Igual que a los pinos nos plantaron aquí
“Igual que a los pinos nos plantaron aquí. Así mesmo fue.
Nos dieron un hacha y una sierra y nos mandaron pal bosque.
Pero escondidas en sus sombras descubrimos los hongos y con ellos a nosotras mismas.”
Vecina imaginaria
Alto Los Morán, Constitución.
Entre los cerros plantados de pinos y eucaliptos viven y resisten pueblos, villas y caseríos. El paisaje guarda el rojo del verano ardiente. A lo lejos parece que el otoño ha teñido los verdes, desde adentro es distinto. Lo que ha quedado recuerda una mina de carbón. Por las tardes emergen hombres y mujeres. Vienen de talar arboles ajenos por doce lucas al día. Todos cubiertos de negro, maqui del cerro, emplasto de barro, huelen a humo y a fuego.
Llegaron hace décadas, algunos incluso antes que los pinos canadienses que importaran los gobiernos radicales para incrementar la productividad de Chile. La mayoría venían desde los campos, hijos de trabajadores de la tierra que se hicieron a la madera para sustentar a la familia. Manos de hacha para cortar el bosque en el que aún resisten robles, maitenes y arrallanes* entre hectáreas de pinos que crecieron de manera desmedida por el afán de negocio de un puñado de ambiciosos que se hacen llamar “los dueños de Chile”.
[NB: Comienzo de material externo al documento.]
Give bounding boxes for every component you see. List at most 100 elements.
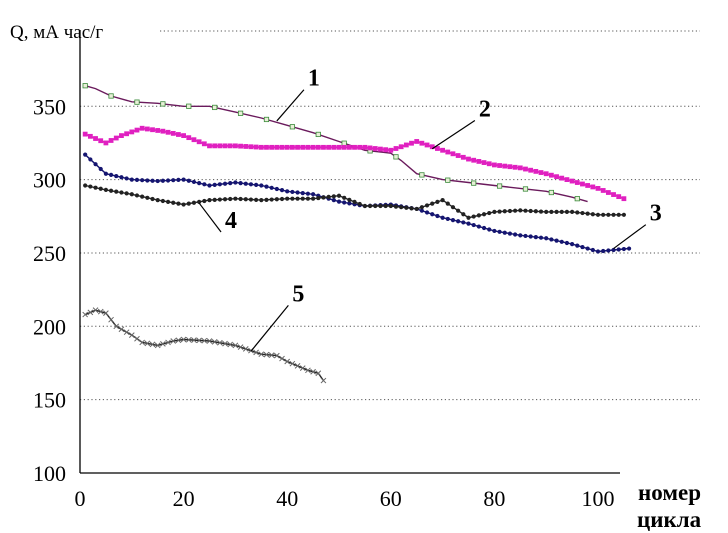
series-2-point	[481, 160, 487, 165]
series-3-point	[259, 183, 264, 188]
series-2-point	[528, 167, 534, 173]
series-4-point	[222, 197, 228, 202]
curve-labels: 1 2 3 4 5	[198, 66, 662, 352]
series-4-point	[155, 198, 160, 203]
series-2-point	[512, 164, 518, 170]
series-4-point	[611, 212, 616, 217]
series-2-point	[279, 144, 285, 150]
curve-label-1: 1	[308, 66, 320, 92]
series-5-point	[299, 365, 306, 371]
series-2-point	[523, 166, 528, 172]
series-4-point	[383, 203, 388, 209]
series-4-point	[160, 198, 165, 204]
y-tick-label-100: 100	[33, 461, 66, 486]
series-3-point	[119, 175, 124, 180]
series-4-point	[404, 205, 409, 210]
series-5-point	[170, 338, 177, 344]
series-2-point	[144, 126, 150, 132]
series-3-point	[269, 185, 274, 190]
series-4-point	[554, 209, 559, 214]
series-2-point	[419, 140, 425, 146]
series-4-point	[424, 203, 430, 208]
series-3-point	[238, 181, 243, 186]
series-2-point	[466, 156, 471, 162]
series-3-point	[311, 192, 316, 197]
series-5-point	[139, 339, 146, 346]
series-3-point	[254, 182, 259, 187]
series-5-point	[305, 367, 311, 374]
series-4-point	[259, 198, 264, 203]
leader-line-1	[276, 89, 305, 122]
series-2-point	[170, 130, 176, 136]
series-3-point	[274, 186, 279, 192]
series-2-point	[517, 165, 523, 171]
series-4-point	[492, 209, 497, 214]
series-3-point	[217, 182, 222, 187]
series-1-point	[186, 103, 192, 109]
series-3-point	[456, 219, 461, 224]
y-tick-label-250: 250	[33, 241, 66, 266]
series-3-point	[305, 191, 311, 196]
series-2-point	[616, 194, 622, 200]
series-2-point	[191, 137, 197, 143]
series-4-point	[176, 201, 181, 206]
series-4-point	[83, 183, 88, 188]
series-5-point	[253, 349, 259, 356]
series-4-point	[295, 196, 300, 201]
series-2-point	[248, 144, 254, 150]
series-3-point	[538, 235, 544, 240]
series-3-point	[134, 177, 140, 182]
series-2-point	[393, 146, 399, 151]
series-3-point	[424, 210, 430, 215]
series-4-point	[269, 197, 274, 202]
series-2-point	[176, 132, 181, 137]
series-3-point	[497, 229, 502, 234]
series-5-point	[294, 363, 301, 369]
series-4-point	[466, 215, 471, 220]
series-3-point	[507, 231, 513, 236]
series-5-point	[87, 309, 94, 316]
series-3-point	[580, 244, 585, 250]
series-5-point	[165, 339, 171, 346]
curve-label-5: 5	[292, 281, 304, 307]
leader-line-4	[198, 202, 222, 233]
series-3-point	[181, 177, 186, 182]
series-4-point	[238, 196, 243, 202]
series-3-point	[626, 246, 632, 251]
series-2-point	[243, 144, 249, 149]
series-4-point	[518, 208, 523, 213]
series-3	[83, 152, 632, 254]
x-tick-label-100: 100	[582, 486, 615, 511]
series-4-point	[145, 195, 150, 200]
series-5-point	[108, 316, 114, 323]
series-4-point	[300, 196, 305, 201]
series-4-point	[134, 193, 140, 198]
series-4-point	[513, 208, 518, 213]
series-2-point	[103, 140, 109, 146]
series-2-point	[217, 143, 223, 149]
series-2-point	[258, 144, 264, 150]
series-3-point	[248, 182, 254, 187]
series-2-point	[289, 144, 295, 150]
series-3-point	[202, 182, 207, 187]
series-3-point	[160, 178, 165, 183]
series-2-point	[321, 144, 326, 150]
series-5-point	[315, 370, 322, 377]
series-1-point	[419, 172, 425, 178]
series-2-point	[502, 163, 508, 169]
series-2-point	[471, 157, 477, 163]
y-axis-label: Q, мА час/г	[10, 22, 103, 43]
series-4-point	[580, 210, 585, 216]
series-4-point	[181, 202, 186, 207]
series-2-point	[450, 151, 456, 157]
series-2-point	[486, 161, 492, 167]
series-3-point	[171, 178, 176, 183]
series-2-point	[580, 181, 585, 187]
series-5-point	[180, 336, 187, 343]
series-3-point	[336, 199, 342, 204]
x-tick-label-60: 60	[380, 486, 402, 511]
series-2-point	[269, 144, 275, 150]
series-4-point	[476, 213, 481, 218]
series-2-point	[305, 144, 311, 150]
series-2-point	[108, 138, 114, 143]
El zumbido de las motosierras, las grúas, los aserraderos, los camiones cargados de enormes troncos que serán palos, tablas y planchas. Árboles terciados, ranurados y acholguanados para hacer camas, pisos y casas. Mansiones, edificios, fábricas y mediaguas.
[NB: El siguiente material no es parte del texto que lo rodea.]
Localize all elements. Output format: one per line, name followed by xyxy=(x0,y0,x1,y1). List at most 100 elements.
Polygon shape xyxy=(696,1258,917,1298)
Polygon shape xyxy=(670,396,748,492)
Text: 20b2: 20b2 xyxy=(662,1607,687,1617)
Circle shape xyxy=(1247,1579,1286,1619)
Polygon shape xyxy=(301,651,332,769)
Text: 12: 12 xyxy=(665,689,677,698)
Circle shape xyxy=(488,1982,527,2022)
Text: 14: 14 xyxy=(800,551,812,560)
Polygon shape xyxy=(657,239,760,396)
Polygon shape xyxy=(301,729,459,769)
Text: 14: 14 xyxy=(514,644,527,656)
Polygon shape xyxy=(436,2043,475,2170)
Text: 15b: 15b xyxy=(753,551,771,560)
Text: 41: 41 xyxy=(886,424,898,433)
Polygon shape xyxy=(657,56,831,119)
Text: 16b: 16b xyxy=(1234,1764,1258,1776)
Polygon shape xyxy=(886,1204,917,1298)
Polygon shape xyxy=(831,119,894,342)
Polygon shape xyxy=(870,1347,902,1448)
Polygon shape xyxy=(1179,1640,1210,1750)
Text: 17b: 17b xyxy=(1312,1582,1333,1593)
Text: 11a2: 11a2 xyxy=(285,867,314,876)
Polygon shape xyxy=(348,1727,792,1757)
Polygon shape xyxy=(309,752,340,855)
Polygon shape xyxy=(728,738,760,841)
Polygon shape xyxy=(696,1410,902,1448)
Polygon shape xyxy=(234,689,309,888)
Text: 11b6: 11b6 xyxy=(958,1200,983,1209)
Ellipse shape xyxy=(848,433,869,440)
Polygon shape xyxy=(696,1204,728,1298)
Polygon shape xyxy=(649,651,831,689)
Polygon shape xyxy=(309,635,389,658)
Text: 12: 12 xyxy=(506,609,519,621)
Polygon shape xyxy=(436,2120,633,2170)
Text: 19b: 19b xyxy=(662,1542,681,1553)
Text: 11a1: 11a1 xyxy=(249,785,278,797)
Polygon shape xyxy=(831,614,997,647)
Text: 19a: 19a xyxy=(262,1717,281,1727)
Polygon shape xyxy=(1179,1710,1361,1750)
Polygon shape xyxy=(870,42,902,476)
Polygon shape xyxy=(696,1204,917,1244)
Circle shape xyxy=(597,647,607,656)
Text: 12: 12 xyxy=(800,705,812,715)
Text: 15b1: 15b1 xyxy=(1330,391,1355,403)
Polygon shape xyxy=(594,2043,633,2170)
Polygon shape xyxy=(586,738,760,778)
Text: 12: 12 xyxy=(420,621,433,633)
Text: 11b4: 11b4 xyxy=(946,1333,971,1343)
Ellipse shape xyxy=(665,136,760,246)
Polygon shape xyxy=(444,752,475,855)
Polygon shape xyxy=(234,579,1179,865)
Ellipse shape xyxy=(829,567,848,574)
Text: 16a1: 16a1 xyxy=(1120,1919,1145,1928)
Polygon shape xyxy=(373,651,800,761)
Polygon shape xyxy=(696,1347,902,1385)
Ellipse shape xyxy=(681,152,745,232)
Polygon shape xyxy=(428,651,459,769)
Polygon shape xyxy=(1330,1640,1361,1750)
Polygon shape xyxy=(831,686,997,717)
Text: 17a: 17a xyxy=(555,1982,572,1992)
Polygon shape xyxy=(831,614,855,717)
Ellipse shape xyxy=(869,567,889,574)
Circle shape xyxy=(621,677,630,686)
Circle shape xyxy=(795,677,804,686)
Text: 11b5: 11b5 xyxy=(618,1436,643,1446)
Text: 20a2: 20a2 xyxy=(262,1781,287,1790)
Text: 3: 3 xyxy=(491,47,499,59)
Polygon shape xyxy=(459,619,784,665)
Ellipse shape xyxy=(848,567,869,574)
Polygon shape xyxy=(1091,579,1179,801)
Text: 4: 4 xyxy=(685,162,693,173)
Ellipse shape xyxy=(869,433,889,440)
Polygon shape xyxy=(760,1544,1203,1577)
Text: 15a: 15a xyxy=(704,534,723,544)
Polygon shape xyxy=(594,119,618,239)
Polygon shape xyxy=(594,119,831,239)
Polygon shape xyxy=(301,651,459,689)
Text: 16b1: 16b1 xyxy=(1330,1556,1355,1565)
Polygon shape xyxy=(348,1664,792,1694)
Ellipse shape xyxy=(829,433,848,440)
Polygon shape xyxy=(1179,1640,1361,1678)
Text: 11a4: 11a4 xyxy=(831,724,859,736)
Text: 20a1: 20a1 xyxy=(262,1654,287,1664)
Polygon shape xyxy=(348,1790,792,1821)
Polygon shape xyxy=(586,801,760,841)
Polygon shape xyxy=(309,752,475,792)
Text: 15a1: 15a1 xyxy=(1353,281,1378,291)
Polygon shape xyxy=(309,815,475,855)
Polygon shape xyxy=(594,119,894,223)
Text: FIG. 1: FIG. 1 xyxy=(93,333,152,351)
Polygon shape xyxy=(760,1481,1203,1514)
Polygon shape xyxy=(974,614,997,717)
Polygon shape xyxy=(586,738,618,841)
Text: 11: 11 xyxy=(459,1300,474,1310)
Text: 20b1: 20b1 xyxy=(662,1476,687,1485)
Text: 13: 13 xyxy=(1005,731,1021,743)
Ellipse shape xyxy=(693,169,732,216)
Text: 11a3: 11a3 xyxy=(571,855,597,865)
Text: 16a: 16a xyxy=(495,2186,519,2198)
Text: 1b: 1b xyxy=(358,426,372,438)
Llueve. Corren ríos de carboncillo, corren mujeres y hombres a tapar las casas que intentan reconstruir, corren lágrimas por las mejillas de los cientos que, enclaustrados en casa ajena y lejos de su terruño, miran por la ventana recordando como las llamas hicieron cenizas toda una vida de trabajo honesto, de despensas abastecidas con esfuerzo, de pan salado de sudor. Llueve como llovieron las cajas de mercadería, las miles de pastas de dientes de marcas nunca antes vistas, las toneladas de ropa que nadie nunca usará por que ya nadie quería usar. Llueve. Llueve a cántaros y los ojos en la ventana recuerdan la tormenta de cámaras, de móviles, de periodistas, de contactos en directo, de rimeles corridos de animadora, de matinales, de cuentas bancarias de fundaciones de gente eficiente y comprometida cuya sensibilidad nunca alcanzará para entender que no todos aspiran a vivir como ellos. Aunque sean ricos, aunque sean rubios como en los reclamens. Llueve como si tiraran el agua con balde, como si se fuera a rajar el cielo y a quedar al descubierto que allá arriba no hay nadie mirando lo que abajo esta pasando.
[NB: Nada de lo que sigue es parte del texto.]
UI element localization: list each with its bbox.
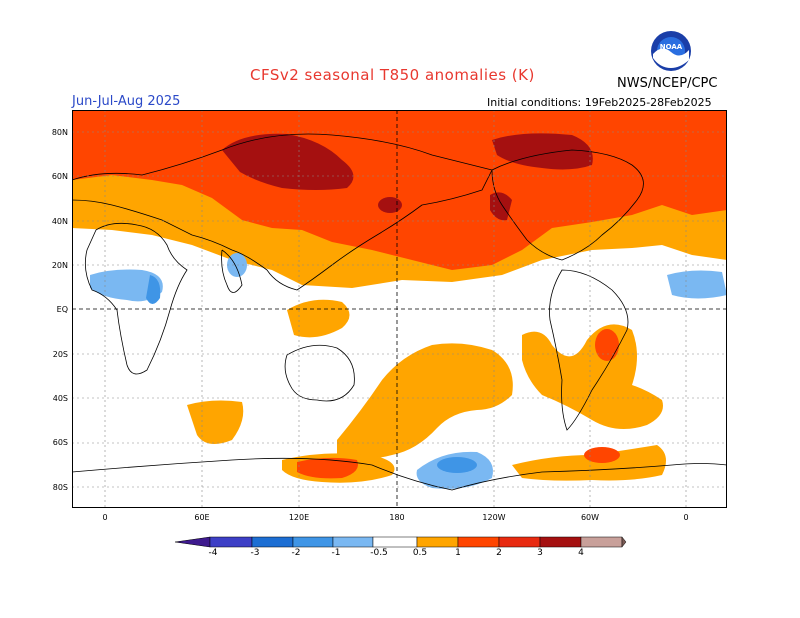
anomaly-africa-blue2	[146, 275, 161, 304]
anomaly-spacific-orange	[337, 343, 513, 459]
lon-label: 0	[102, 513, 108, 522]
lon-label: 120E	[288, 513, 310, 522]
lat-label: 40S	[52, 394, 68, 403]
map-frame	[72, 110, 727, 508]
legend-swatch	[372, 536, 418, 548]
lat-label: 80S	[52, 483, 68, 492]
anomaly-samerica-orange	[522, 324, 663, 429]
lat-label: 40N	[51, 217, 68, 226]
legend-swatch	[580, 536, 623, 548]
legend-tick-label: 1	[455, 548, 461, 558]
color-legend	[174, 536, 627, 548]
lon-label: 60E	[194, 513, 210, 522]
season-label: Jun-Jul-Aug 2025	[72, 94, 181, 109]
noaa-logo: NOAA	[651, 31, 691, 71]
legend-swatch	[174, 536, 211, 548]
svg-text:NOAA: NOAA	[660, 43, 683, 51]
lat-label: EQ	[56, 305, 68, 314]
anomaly-asia-darkred	[222, 133, 354, 190]
lon-label: 180	[389, 513, 405, 522]
legend-tick-label: -2	[291, 548, 301, 558]
anomaly-brazil-red	[595, 329, 619, 361]
legend-tick-label: -1	[331, 548, 341, 558]
lon-label: 60W	[580, 513, 600, 522]
gridlines	[72, 110, 727, 508]
legend-swatch	[209, 536, 253, 548]
legend-swatch	[457, 536, 500, 548]
anomaly-map	[72, 110, 727, 508]
lat-label: 80N	[51, 128, 68, 137]
initial-conditions-label: Initial conditions: 19Feb2025-28Feb2025	[487, 96, 712, 109]
legend-swatch	[332, 536, 374, 548]
lon-label: 120W	[482, 513, 506, 522]
anomaly-africa-blue	[90, 269, 163, 302]
anomaly-southern-ocean-blue2	[437, 457, 477, 473]
anomaly-southern-red	[297, 457, 358, 479]
anomaly-atlantic-blue	[667, 270, 727, 299]
anomaly-namerica-darkred	[490, 192, 512, 221]
lat-label: 20S	[52, 350, 68, 359]
anomaly-pacific-darkred	[378, 197, 402, 213]
legend-swatch	[498, 536, 541, 548]
legend-tick-label: 4	[578, 548, 584, 558]
agency-label: NWS/NCEP/CPC	[617, 76, 718, 91]
legend-swatch	[292, 536, 334, 548]
lat-label: 20N	[51, 261, 68, 270]
legend-tick-label: -4	[208, 548, 218, 558]
legend-tick-label: 3	[537, 548, 543, 558]
legend-swatch	[251, 536, 294, 548]
legend-tick-label: 2	[496, 548, 502, 558]
anomaly-indian-orange	[187, 400, 244, 444]
anomaly-antarctic-red	[584, 447, 620, 463]
lat-label: 60S	[52, 438, 68, 447]
reference-lines	[72, 110, 727, 508]
lat-label: 60N	[51, 172, 68, 181]
legend-swatch	[621, 536, 627, 548]
legend-swatch	[539, 536, 582, 548]
lon-label: 0	[683, 513, 689, 522]
coastlines	[72, 133, 727, 491]
map-title: CFSv2 seasonal T850 anomalies (K)	[250, 66, 535, 84]
legend-tick-label: -3	[250, 548, 260, 558]
legend-tick-label: -0.5	[370, 548, 388, 558]
legend-swatch	[416, 536, 459, 548]
legend-tick-label: 0.5	[412, 548, 428, 558]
El claro, los rayos de luz entre los árboles, los eucaliptos quemados reverdecidos y los pájaros que han vuelto observan a un grupo de mujeres moverse silenciosas entre las ramas. El olor a tierra húmeda y ahumada las envuelve. Caminan, respiran hondo observando el terreno paso a paso, escuchan cuidadosas el bosque malherido. Manos de tierra para buscar changles, morchelas, callampas rosadas y negras, ojos entre las hojas, uñas negras, brazos firmes, oídos descubiertos.
Los pies en la tierra les dicen que nada ha muerto allá abajo. El agua les dice que deben retomar el viaje a la raíz, hacia adentro, en silencio, sin cámaras ni espectáculos, sin histeria solidaria. Solo así apagaran el fuego que aún arde entre sus pueblos.
*no se cuales son los nombres específicos de las especies nativas de la zona.